The scheme focuses on using local materials and trade skills to make bike ambulances and trailers that are affordable to the communities they serve. Patient comfort is provided with a suspended bed for a removable stretcher, the use of inner tube strapping to absorb shocks, and an adjustable backrest.

Another example is the bicycle ambulance project in Zambia, sponsored by Transaid in partnership with World Bicycle Relief and Disacare. Started in 2008, the project made and distributed bicycle ambulance trailers to 40 volunteer healthcare workers. The aim is to improve rural access in communities where the cost of running a 4 by 4 vehicle would be impossible with current resources.

In Malawi, where nearly half of all births happen without the help of a trained health specialist, and a staggering number of women die in childbirth, the use of a bicycle ambulance appears to have helped wipe out the problem in one particular village, Pitala, where the closest health facility is some 30km (18 miles) away. Although much of the problem is cultural, in that hospital delivery is not the norm, the fact the bicycle ambulance can now ferry patients to the hospital is a big help.

In Nepal, UK-headquarted charity Practical Action, was already working with villagers to build bicycles and trailers to help them transport goods to market.
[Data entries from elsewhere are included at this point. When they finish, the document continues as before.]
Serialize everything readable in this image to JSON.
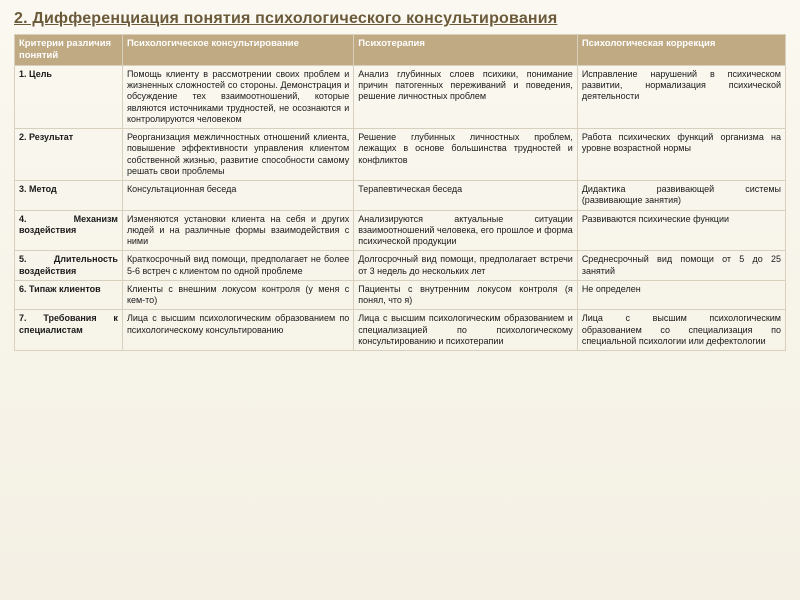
{
  "title": "2. Дифференциация понятия психологического консультирования",
  "table": {
    "columns": [
      "Критерии различия понятий",
      "Психологическое консультирование",
      "Психотерапия",
      "Психологическая коррекция"
    ],
    "col_widths_pct": [
      14,
      30,
      29,
      27
    ],
    "rows": [
      {
        "criterion": "1. Цель",
        "consulting": "Помощь клиенту в рассмотрении своих проблем и жизненных сложностей со стороны. Демонстрация и обсуждение тех взаимоотношений, которые являются источниками трудностей, не осознаются и контролируются человеком",
        "therapy": "Анализ глубинных слоев психики, понимание причин патогенных переживаний и поведения, решение личностных проблем",
        "correction": "Исправление нарушений в психическом развитии, нормализация психической деятельности"
      },
      {
        "criterion": "2. Результат",
        "consulting": "Реорганизация межличностных отношений клиента, повышение эффективности управления клиентом собственной жизнью, развитие способности самому решать свои проблемы",
        "therapy": "Решение глубинных личностных проблем, лежащих в основе большинства трудностей и конфликтов",
        "correction": "Работа психических функций организма на уровне возрастной нормы"
      },
      {
        "criterion": "3. Метод",
        "consulting": "Консультационная беседа",
        "therapy": "Терапевтическая беседа",
        "correction": "Дидактика развивающей системы (развивающие занятия)"
      },
      {
        "criterion": "4. Механизм воздействия",
        "consulting": "Изменяются установки клиента на себя и других людей и на различные формы взаимодействия с ними",
        "therapy": "Анализируются актуальные ситуации взаимоотношений человека, его прошлое и форма психической продукции",
        "correction": "Развиваются психические функции"
      },
      {
        "criterion": "5. Длительность воздействия",
        "consulting": "Краткосрочный вид помощи, предполагает не более 5-6 встреч с клиентом по одной проблеме",
        "therapy": "Долгосрочный вид помощи, предполагает встречи от 3 недель до нескольких лет",
        "correction": "Среднесрочный вид помощи от 5 до 25 занятий"
      },
      {
        "criterion": "6. Типаж клиентов",
        "consulting": "Клиенты с внешним локусом контроля (у меня с кем-то)",
        "therapy": "Пациенты с внутренним локусом контроля (я понял, что я)",
        "correction": "Не определен"
      },
      {
        "criterion": "7. Требования к специалистам",
        "consulting": "Лица с высшим психологическим образованием по психологическому консультированию",
        "therapy": "Лица с высшим психологическим образованием и специализацией по психологическому консультированию и психотерапии",
        "correction": "Лица с высшим психологическим образованием со специализация по специальной психологии или дефектологии"
      }
    ],
    "header_bg": "#c0aa83",
    "header_fg": "#ffffff",
    "cell_border": "#d8d0bc",
    "page_bg": "#f4f0e4",
    "title_color": "#6b5a3a",
    "font_family": "Verdana",
    "title_fontsize_pt": 12,
    "header_fontsize_pt": 7,
    "cell_fontsize_pt": 7
  }
}
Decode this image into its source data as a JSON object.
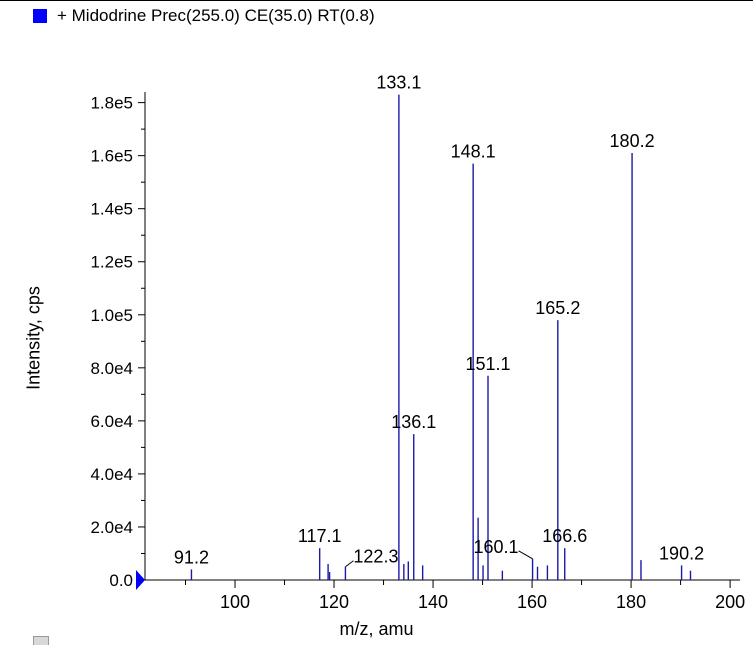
{
  "legend": {
    "label": "+ Midodrine Prec(255.0) CE(35.0) RT(0.8)",
    "color": "#0000ff"
  },
  "chart_data": {
    "type": "bar",
    "xlabel": "m/z, amu",
    "ylabel": "Intensity, cps",
    "xlim": [
      80,
      202
    ],
    "ylim": [
      0,
      184000
    ],
    "xticks": [
      100,
      120,
      140,
      160,
      180,
      200
    ],
    "yticks": [
      0,
      20000,
      40000,
      60000,
      80000,
      100000,
      120000,
      140000,
      160000,
      180000
    ],
    "ytick_labels": [
      "0.0",
      "2.0e4",
      "4.0e4",
      "6.0e4",
      "8.0e4",
      "1.0e5",
      "1.2e5",
      "1.4e5",
      "1.6e5",
      "1.8e5"
    ],
    "bar_color": "#1a1aa8",
    "series": [
      {
        "x": [
          91.2,
          117.1,
          118.8,
          119.1,
          122.3,
          133.1,
          134.1,
          135.0,
          136.1,
          137.9,
          148.1,
          149.1,
          150.1,
          151.1,
          154.0,
          160.1,
          161.1,
          163.1,
          165.2,
          166.6,
          180.2,
          182.0,
          190.2,
          192.0
        ],
        "y": [
          4000,
          12000,
          6000,
          3000,
          5000,
          183000,
          6000,
          7000,
          55000,
          5500,
          157000,
          23500,
          5500,
          77000,
          3500,
          8000,
          5000,
          5500,
          98000,
          12000,
          161000,
          7500,
          5500,
          3500
        ]
      }
    ],
    "annotations": [
      {
        "text": "91.2",
        "x": 91.2
      },
      {
        "text": "117.1",
        "x": 117.1
      },
      {
        "text": "122.3",
        "x": 122.3,
        "leader": true
      },
      {
        "text": "133.1",
        "x": 133.1
      },
      {
        "text": "136.1",
        "x": 136.1
      },
      {
        "text": "148.1",
        "x": 148.1
      },
      {
        "text": "151.1",
        "x": 151.1
      },
      {
        "text": "160.1",
        "x": 160.1,
        "leader": true
      },
      {
        "text": "165.2",
        "x": 165.2
      },
      {
        "text": "166.6",
        "x": 166.6
      },
      {
        "text": "180.2",
        "x": 180.2
      },
      {
        "text": "190.2",
        "x": 190.2
      }
    ]
  }
}
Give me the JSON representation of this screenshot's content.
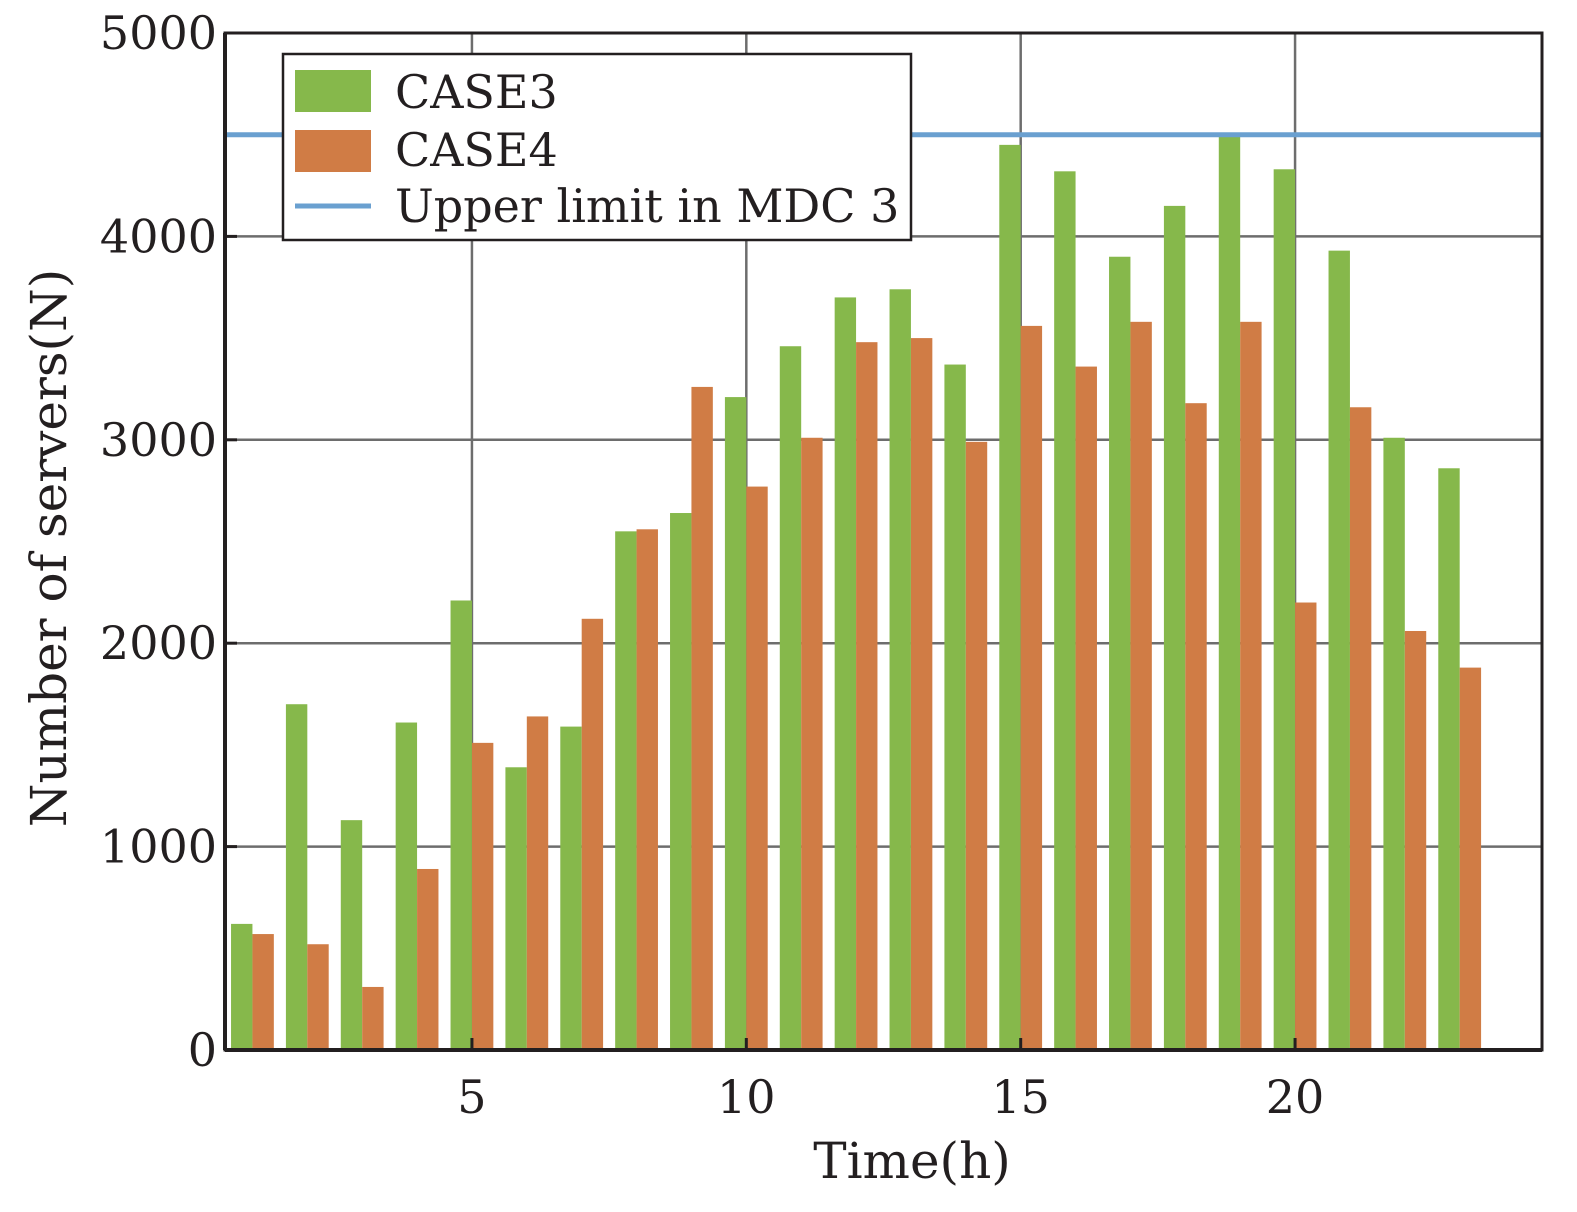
{
  "chart_data": {
    "type": "bar",
    "title": "",
    "xlabel": "Time(h)",
    "ylabel": "Number of servers(N)",
    "xlim": [
      1,
      24
    ],
    "ylim": [
      0,
      5000
    ],
    "x_ticks": [
      5,
      10,
      15,
      20
    ],
    "y_ticks": [
      0,
      1000,
      2000,
      3000,
      4000,
      5000
    ],
    "grid": true,
    "legend_position": "top-left",
    "x": [
      1,
      2,
      3,
      4,
      5,
      6,
      7,
      8,
      9,
      10,
      11,
      12,
      13,
      14,
      15,
      16,
      17,
      18,
      19,
      20,
      21,
      22,
      23
    ],
    "series": [
      {
        "name": "CASE3",
        "color": "#86b84b",
        "values": [
          620,
          1700,
          1130,
          1610,
          2210,
          1390,
          1590,
          2550,
          2640,
          3210,
          3460,
          3700,
          3740,
          3370,
          4450,
          4320,
          3900,
          4150,
          4500,
          4330,
          3930,
          3010,
          2860
        ]
      },
      {
        "name": "CASE4",
        "color": "#d07c45",
        "values": [
          570,
          520,
          310,
          890,
          1510,
          1640,
          2120,
          2560,
          3260,
          2770,
          3010,
          3480,
          3500,
          2990,
          3560,
          3360,
          3580,
          3180,
          3580,
          2200,
          3160,
          2060,
          1880
        ]
      }
    ],
    "reference_lines": [
      {
        "name": "Upper limit in MDC 3",
        "value": 4500,
        "color": "#6aa0d0"
      }
    ]
  }
}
They then adapted the trailers to become ambulances. While the charity provided the expertise, the “hard work” was done by the villagers themselves.

Sources: Sophie Goodchild, “Bicycle paramedics save lives and a lot of money for NHS”, London Evening Standard, 16 Sep 2010; St John Ambulance; Maureen Becker, “A Brief History of EMS Cycling” IPMBA News, Spring 2008; Robert Dunivin, “How to start a Bike Medic Team”, ems1.com, Apr 2010; LEPRA Health in Action; Design For Development Society; transaid.org; “Maternal Mortality Across the World”, BBC News Oct 2009.